In my blog Don’t rely on overtime to salvage a plan last month I wrote about avoiding daily or frequent overtime as it affects efficiency, productivity, morale and quality. Asking the team for mandatory overtime is a symptom of a serious problem on a project and does not address the root cause. Don’t get me wrong, you can work some short and specific overtime and this can often help get the project out of a tight spot. However, if you come into work frequently and say –
“To meet our goals, we’ll have to work late again”, then you already have a problem that can’t be solved by working more hours”. (Beck, 2004)
So with constantly increasing scope but with a unrealistic fixed schedule, quality was being impacted. Corners that were cut due to unrealistic pressures imposed on the team and excessive overtime came back to haunt the team later. They were finding or making more bugs than before resulting in more delays and greater integration issues due to poor quality of work being provided by the offshore team.
Overtime just doesn’t yield the results promised by Gannt Charts which provide an oversimplified view of the software development process by only measuring the quantity of the hours spent on tasks without also taking into consideration the quality of the time (yes there is a difference).
Sometimes the biggest gains in productivity come from stopping to think about what you’re doing, why you’re doing it, and whether it’s a good idea. We need to work smarter, not harder and have the ability to hear unwelcome news and then address the real issues.
When trying to add new team members to address a tactical and fire-fighting need, we need to realize that an incremental person who, when added to a project makes it take more, not less time – nine women cannot make a baby in one month.
The same type of issues arise from overpromising by Sales team that don’t communicate with Delivery teams.
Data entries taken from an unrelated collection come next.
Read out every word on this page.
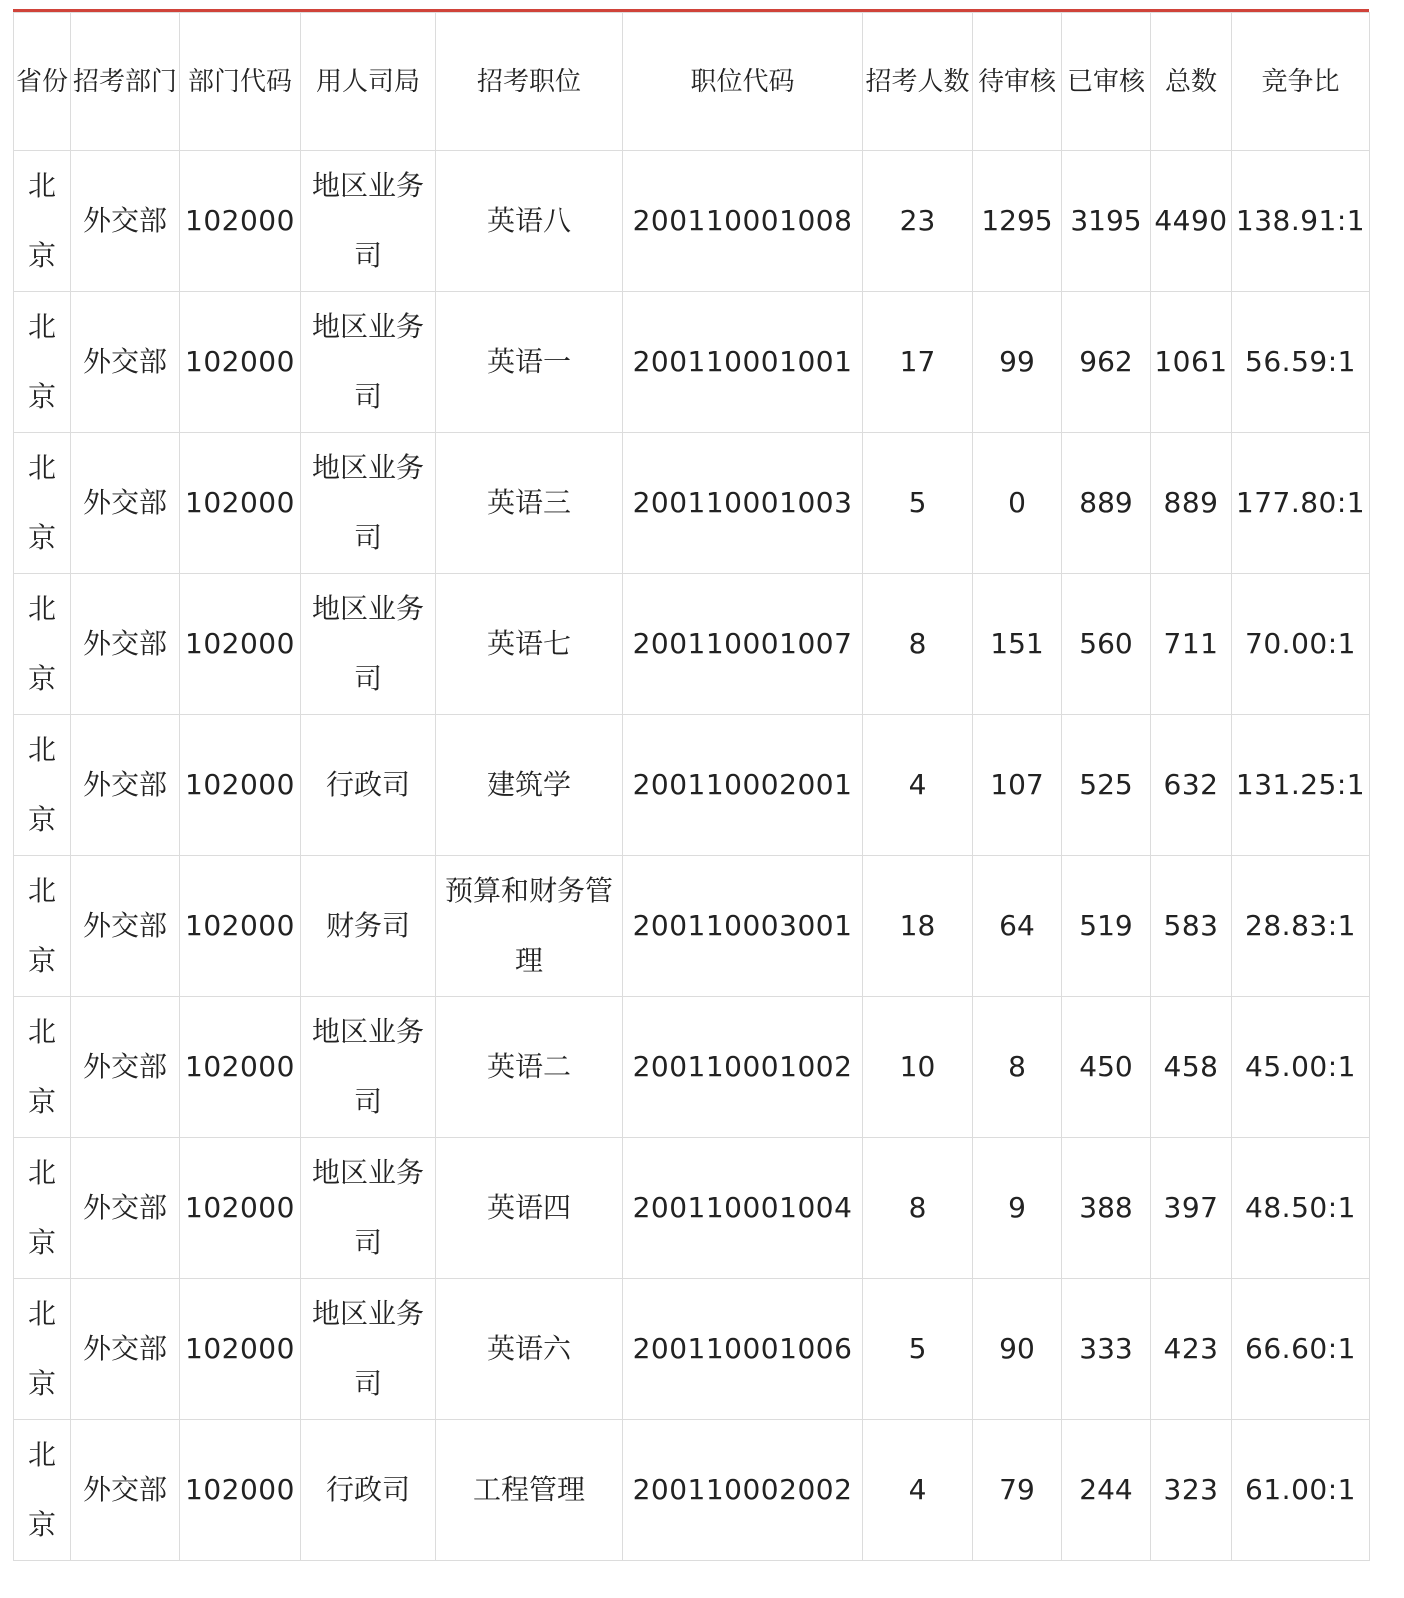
省份	招考部门	部门代码	用人司局	招考职位	职位代码	招考人数	待审核	已审核	总数	竞争比
北京	外交部	102000	地区业务司	英语八	200110001008	23	1295	3195	4490	138.91:1
北京	外交部	102000	地区业务司	英语一	200110001001	17	99	962	1061	56.59:1
北京	外交部	102000	地区业务司	英语三	200110001003	5	0	889	889	177.80:1
北京	外交部	102000	地区业务司	英语七	200110001007	8	151	560	711	70.00:1
北京	外交部	102000	行政司	建筑学	200110002001	4	107	525	632	131.25:1
北京	外交部	102000	财务司	预算和财务管理	200110003001	18	64	519	583	28.83:1
北京	外交部	102000	地区业务司	英语二	200110001002	10	8	450	458	45.00:1
北京	外交部	102000	地区业务司	英语四	200110001004	8	9	388	397	48.50:1
北京	外交部	102000	地区业务司	英语六	200110001006	5	90	333	423	66.60:1
北京	外交部	102000	行政司	工程管理	200110002002	4	79	244	323	61.00:1
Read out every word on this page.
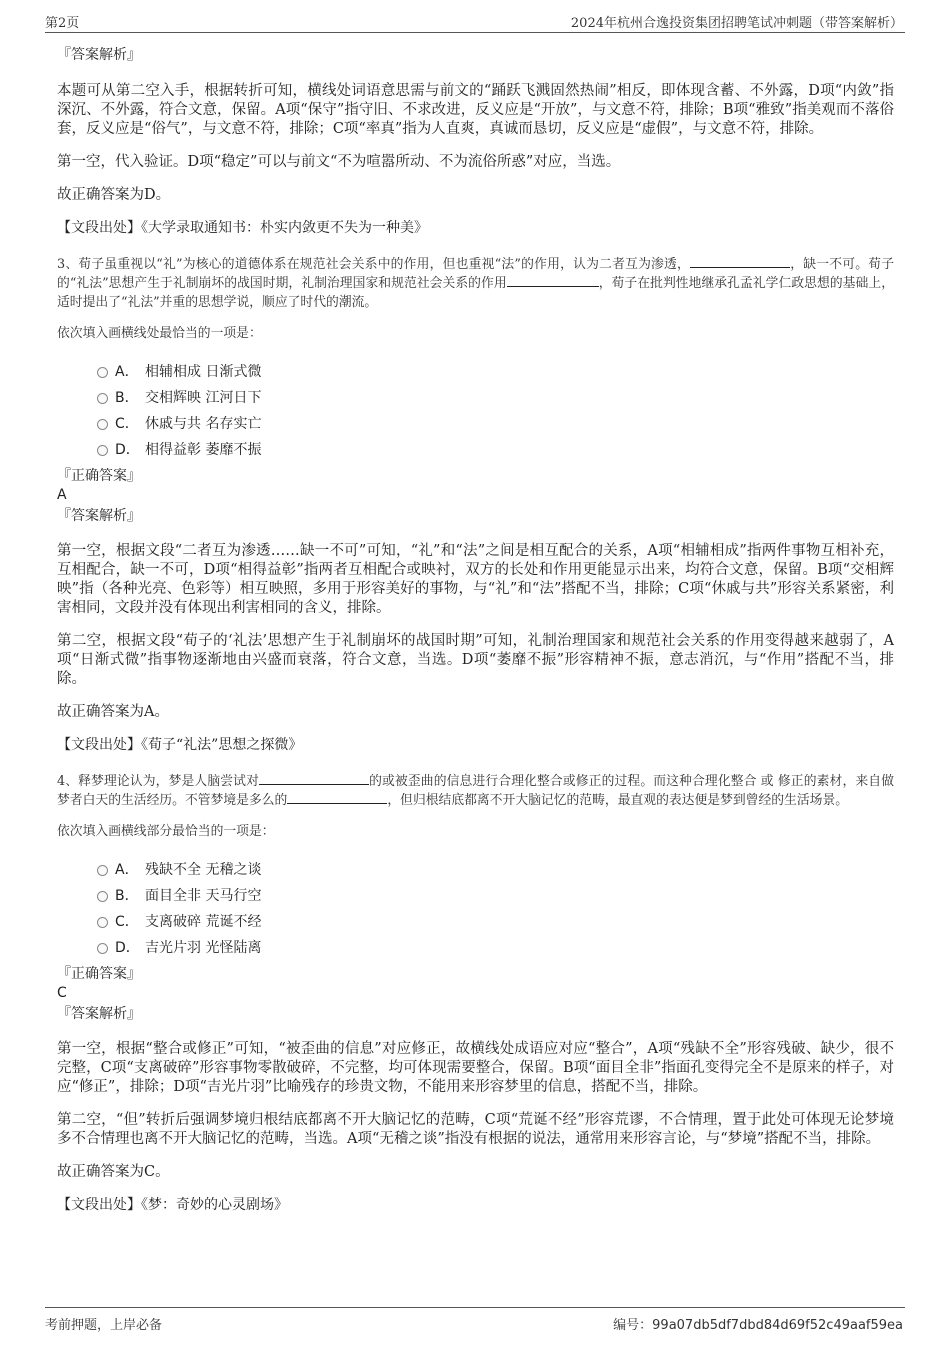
第2页	2024年杭州合逸投资集团招聘笔试冲刺题（带答案解析）

『答案解析』

本题可从第二空入手，根据转折可知，横线处词语意思需与前文的“踊跃飞溅固然热闹”相反，即体现含蓄、不外露，D项“内敛”指深沉、不外露，符合文意，保留。A项“保守”指守旧、不求改进，反义应是“开放”，与文意不符，排除；B项“雅致”指美观而不落俗套，反义应是“俗气”，与文意不符，排除；C项“率真”指为人直爽，真诚而恳切，反义应是“虚假”，与文意不符，排除。

第一空，代入验证。D项“稳定”可以与前文“不为喧嚣所动、不为流俗所惑”对应，当选。

故正确答案为D。

【文段出处】《大学录取通知书：朴实内敛更不失为一种美》

3、荀子虽重视以“礼”为核心的道德体系在规范社会关系中的作用，但也重视“法”的作用，认为二者互为渗透，	，缺一不可。荀子的“礼法”思想产生于礼制崩坏的战国时期，礼制治理国家和规范社会关系的作用	，荀子在批判性地继承孔孟礼学仁政思想的基础上，适时提出了“礼法”并重的思想学说，顺应了时代的潮流。

依次填入画横线处最恰当的一项是：

A． 相辅相成 日渐式微
B． 交相辉映 江河日下
C． 休戚与共 名存实亡
D． 相得益彰 萎靡不振

『正确答案』

A

『答案解析』

第一空，根据文段“二者互为渗透……缺一不可”可知，“礼”和“法”之间是相互配合的关系，A项“相辅相成”指两件事物互相补充，互相配合，缺一不可，D项“相得益彰”指两者互相配合或映衬，双方的长处和作用更能显示出来，均符合文意，保留。B项“交相辉映”指（各种光亮、色彩等）相互映照，多用于形容美好的事物，与“礼”和“法”搭配不当，排除；C项“休戚与共”形容关系紧密，利害相同，文段并没有体现出利害相同的含义，排除。

第二空，根据文段“荀子的‘礼法’思想产生于礼制崩坏的战国时期”可知，礼制治理国家和规范社会关系的作用变得越来越弱了，A项“日渐式微”指事物逐渐地由兴盛而衰落，符合文意，当选。D项“萎靡不振”形容精神不振，意志消沉，与“作用”搭配不当，排除。

故正确答案为A。

【文段出处】《荀子“礼法”思想之探微》

4、释梦理论认为，梦是人脑尝试对	的或被歪曲的信息进行合理化整合或修正的过程。而这种合理化整合 或 修正的素材，来自做梦者白天的生活经历。不管梦境是多么的	，但归根结底都离不开大脑记忆的范畴，最直观的表达便是梦到曾经的生活场景。

依次填入画横线部分最恰当的一项是：

A． 残缺不全 无稽之谈
B． 面目全非 天马行空
C． 支离破碎 荒诞不经
D． 吉光片羽 光怪陆离

『正确答案』

C

『答案解析』

第一空，根据“整合或修正”可知，“被歪曲的信息”对应修正，故横线处成语应对应“整合”，A项“残缺不全”形容残破、缺少，很不完整，C项“支离破碎”形容事物零散破碎，不完整，均可体现需要整合，保留。B项“面目全非”指面孔变得完全不是原来的样子，对应“修正”，排除；D项“吉光片羽”比喻残存的珍贵文物，不能用来形容梦里的信息，搭配不当，排除。

第二空，“但”转折后强调梦境归根结底都离不开大脑记忆的范畴，C项“荒诞不经”形容荒谬，不合情理，置于此处可体现无论梦境多不合情理也离不开大脑记忆的范畴，当选。A项“无稽之谈”指没有根据的说法，通常用来形容言论，与“梦境”搭配不当，排除。

故正确答案为C。

【文段出处】《梦：奇妙的心灵剧场》

考前押题，上岸必备	编号：99a07db5df7dbd84d69f52c49aaf59ea
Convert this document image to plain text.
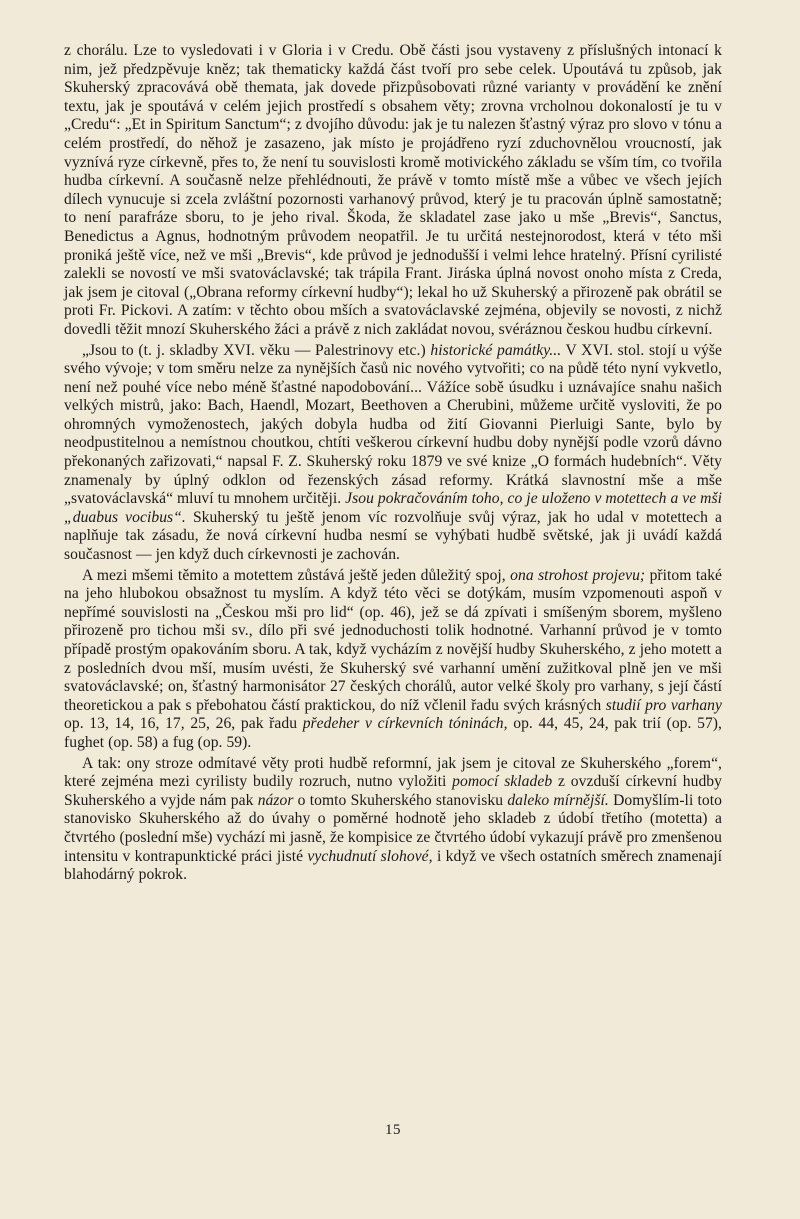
z chorálu. Lze to vysledovati i v Gloria i v Credu. Obě části jsou vystaveny z příslušných intonací k nim, jež předzpěvuje kněz; tak thematicky každá část tvoří pro sebe celek. Upoutává tu způsob, jak Skuherský zpracovává obě themata, jak dovede přizpůsobovati různé varianty v provádění ke znění textu, jak je spoutává v celém jejich prostředí s obsahem věty; zrovna vrcholnou dokonalostí je tu v „Credu“: „Et in Spiritum Sanctum“; z dvojího důvodu: jak je tu nalezen šťastný výraz pro slovo v tónu a celém prostředí, do něhož je zasazeno, jak místo je projádřeno ryzí zduchovnělou vroucností, jak vyznívá ryze církevně, přes to, že není tu souvislosti kromě motivického základu se vším tím, co tvořila hudba církevní. A současně nelze přehlédnouti, že právě v tomto místě mše a vůbec ve všech jejích dílech vynucuje si zcela zvláštní pozornosti varhanový průvod, který je tu pracován úplně samostatně; to není parafráze sboru, to je jeho rival. Škoda, že skladatel zase jako u mše „Brevis“, Sanctus, Benedictus a Agnus, hodnotným průvodem neopatřil. Je tu určitá nestejnorodost, která v této mši proniká ještě více, než ve mši „Brevis“, kde průvod je jednodušší i velmi lehce hratelný. Přísní cyrilisté zalekli se novostí ve mši svatováclavské; tak trápila Frant. Jiráska úplná novost onoho místa z Creda, jak jsem je citoval („Obrana reformy církevní hudby“); lekal ho už Skuherský a přirozeně pak obrátil se proti Fr. Pickovi. A zatím: v těchto obou mších a svatováclavské zejména, objevily se novosti, z nichž dovedli těžit mnozí Skuherského žáci a právě z nich zakládat novou, svéráznou českou hudbu církevní.

„Jsou to (t. j. skladby XVI. věku — Palestrinovy etc.) historické památky... V XVI. stol. stojí u výše svého vývoje; v tom směru nelze za nynějších časů nic nového vytvořiti; co na půdě této nyní vykvetlo, není než pouhé více nebo méně šťastné napodobování... Vážíce sobě úsudku i uznávajíce snahu našich velkých mistrů, jako: Bach, Haendl, Mozart, Beethoven a Cherubini, můžeme určitě vysloviti, že po ohromných vymoženostech, jakých dobyla hudba od žití Giovanni Pierluigi Sante, bylo by neodpustitelnou a nemístnou choutkou, chtíti veškerou církevní hudbu doby nynější podle vzorů dávno překonaných zařizovati,“ napsal F. Z. Skuherský roku 1879 ve své knize „O formách hudebních“. Věty znamenaly by úplný odklon od řezenských zásad reformy. Krátká slavnostní mše a mše „svatováclavská“ mluví tu mnohem určitěji. Jsou pokračováním toho, co je uloženo v motettech a ve mši „duabus vocibus“. Skuherský tu ještě jenom víc rozvolňuje svůj výraz, jak ho udal v motettech a naplňuje tak zásadu, že nová církevní hudba nesmí se vyhýbati hudbě světské, jak ji uvádí každá současnost — jen když duch církevnosti je zachován.

A mezi mšemi těmito a motettem zůstává ještě jeden důležitý spoj, ona strohost projevu; přitom také na jeho hlubokou obsažnost tu myslím. A když této věci se dotýkám, musím vzpomenouti aspoň v nepřímé souvislosti na „Českou mši pro lid“ (op. 46), jež se dá zpívati i smíšeným sborem, myšleno přirozeně pro tichou mši sv., dílo při své jednoduchosti tolik hodnotné. Varhanní průvod je v tomto případě prostým opakováním sboru. A tak, když vycházím z novější hudby Skuherského, z jeho motett a z posledních dvou mší, musím uvésti, že Skuherský své varhanní umění zužitkoval plně jen ve mši svatováclavské; on, šťastný harmonisátor 27 českých chorálů, autor velké školy pro varhany, s její částí theoretickou a pak s přebohatou částí praktickou, do níž včlenil řadu svých krásných studií pro varhany op. 13, 14, 16, 17, 25, 26, pak řadu předeher v církevních tóninách, op. 44, 45, 24, pak trií (op. 57), fughet (op. 58) a fug (op. 59).

A tak: ony stroze odmítavé věty proti hudbě reformní, jak jsem je citoval ze Skuherského „forem“, které zejména mezi cyrilisty budily rozruch, nutno vyložiti pomocí skladeb z ovzduší církevní hudby Skuherského a vyjde nám pak názor o tomto Skuherského stanovisku daleko mírnější. Domyšlím-li toto stanovisko Skuherského až do úvahy o poměrné hodnotě jeho skladeb z údobí třetího (motetta) a čtvrtého (poslední mše) vychází mi jasně, že kompisice ze čtvrtého údobí vykazují právě pro zmenšenou intensitu v kontrapunktické práci jisté vychudnutí slohové, i když ve všech ostatních směrech znamenají blahodárný pokrok.

15
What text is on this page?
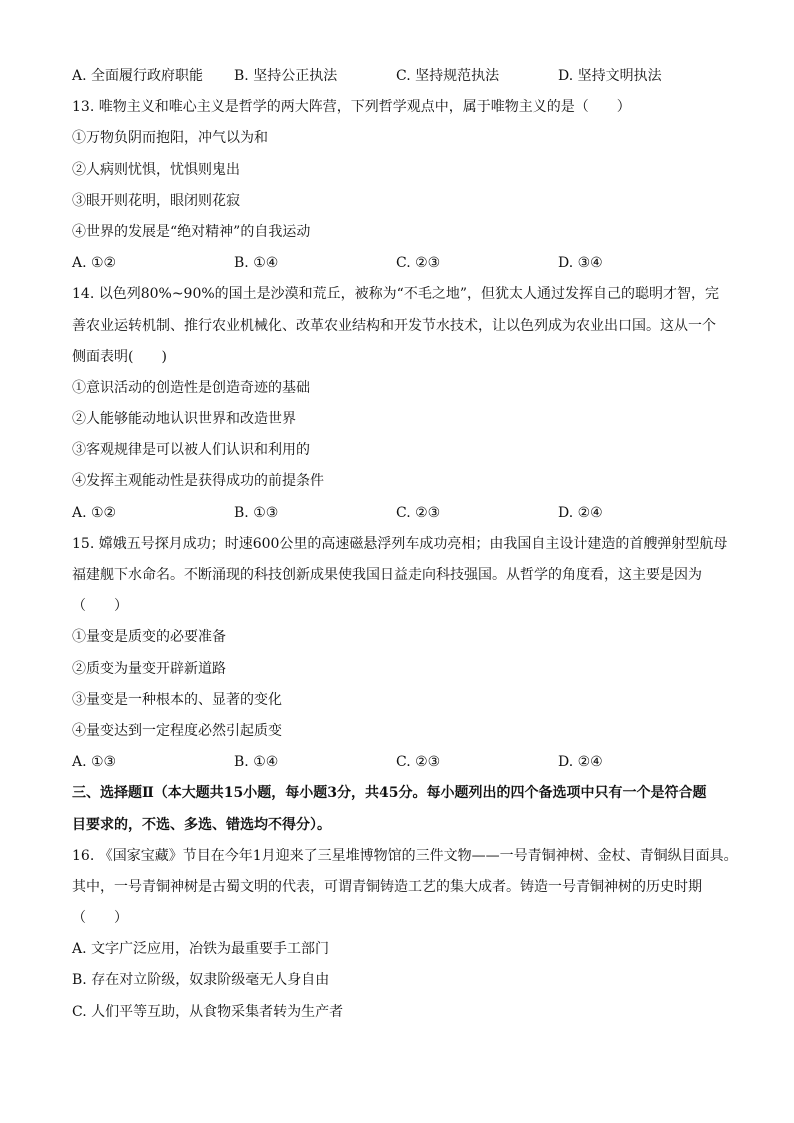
A. 全面履行政府职能	B. 坚持公正执法	C. 坚持规范执法	D. 坚持文明执法
13. 唯物主义和唯心主义是哲学的两大阵营，下列哲学观点中，属于唯物主义的是（　　）
①万物负阴而抱阳，冲气以为和
②人病则忧惧，忧惧则鬼出
③眼开则花明，眼闭则花寂
④世界的发展是“绝对精神”的自我运动
A. ①②	B. ①④	C. ②③	D. ③④
14. 以色列80%~90%的国土是沙漠和荒丘，被称为“不毛之地”，但犹太人通过发挥自己的聪明才智，完
善农业运转机制、推行农业机械化、改革农业结构和开发节水技术，让以色列成为农业出口国。这从一个
侧面表明(　　)
①意识活动的创造性是创造奇迹的基础
②人能够能动地认识世界和改造世界
③客观规律是可以被人们认识和利用的
④发挥主观能动性是获得成功的前提条件
A. ①②	B. ①③	C. ②③	D. ②④
15. 嫦娥五号探月成功；时速600公里的高速磁悬浮列车成功亮相；由我国自主设计建造的首艘弹射型航母
福建舰下水命名。不断涌现的科技创新成果使我国日益走向科技强国。从哲学的角度看，这主要是因为
（　　）
①量变是质变的必要准备
②质变为量变开辟新道路
③量变是一种根本的、显著的变化
④量变达到一定程度必然引起质变
A. ①③	B. ①④	C. ②③	D. ②④
三、选择题Ⅱ（本大题共15小题，每小题3分，共45分。每小题列出的四个备选项中只有一个是符合题
目要求的，不选、多选、错选均不得分）。
16. 《国家宝藏》节目在今年1月迎来了三星堆博物馆的三件文物——一号青铜神树、金杖、青铜纵目面具。
其中，一号青铜神树是古蜀文明的代表，可谓青铜铸造工艺的集大成者。铸造一号青铜神树的历史时期
（　　）
A. 文字广泛应用，冶铁为最重要手工部门
B. 存在对立阶级，奴隶阶级毫无人身自由
C. 人们平等互助，从食物采集者转为生产者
Currently, I’m not sure why we are hiring more sales people and cutting more delivery people. It doesn’t make sense to me
You touched on some valid points in this blog post. I was more intrigued by your mention of “code quality” and “offshore teams” which were added in the middle of the project to produce miracles. I have some fascinating experience on this front and I agree with you totally this model/approach will cause more harm than good to any project.
These teams may produce an apparent miracle by getting “something” to work by “what ever means” and disappear from the scene pretty quickly. It is more likely the product/system life will span beyond the project duration and there will be changes to the system. Any such changes will be another nightmare waiting to unfold as the BAU team moves in. In my view this is mainly because the “offshore team” was not competent enough but they weren’t briefed on the system, requirements, architecture, even software engineering principles when they were brought in within such tight dead lines. To lesser degree, communication issues and lack of discipline (for software engineering practices) were other reasons.
Such approach will increase the “technical debt” of the system and we get to a point where refactoring may not be even helpful or useful at all.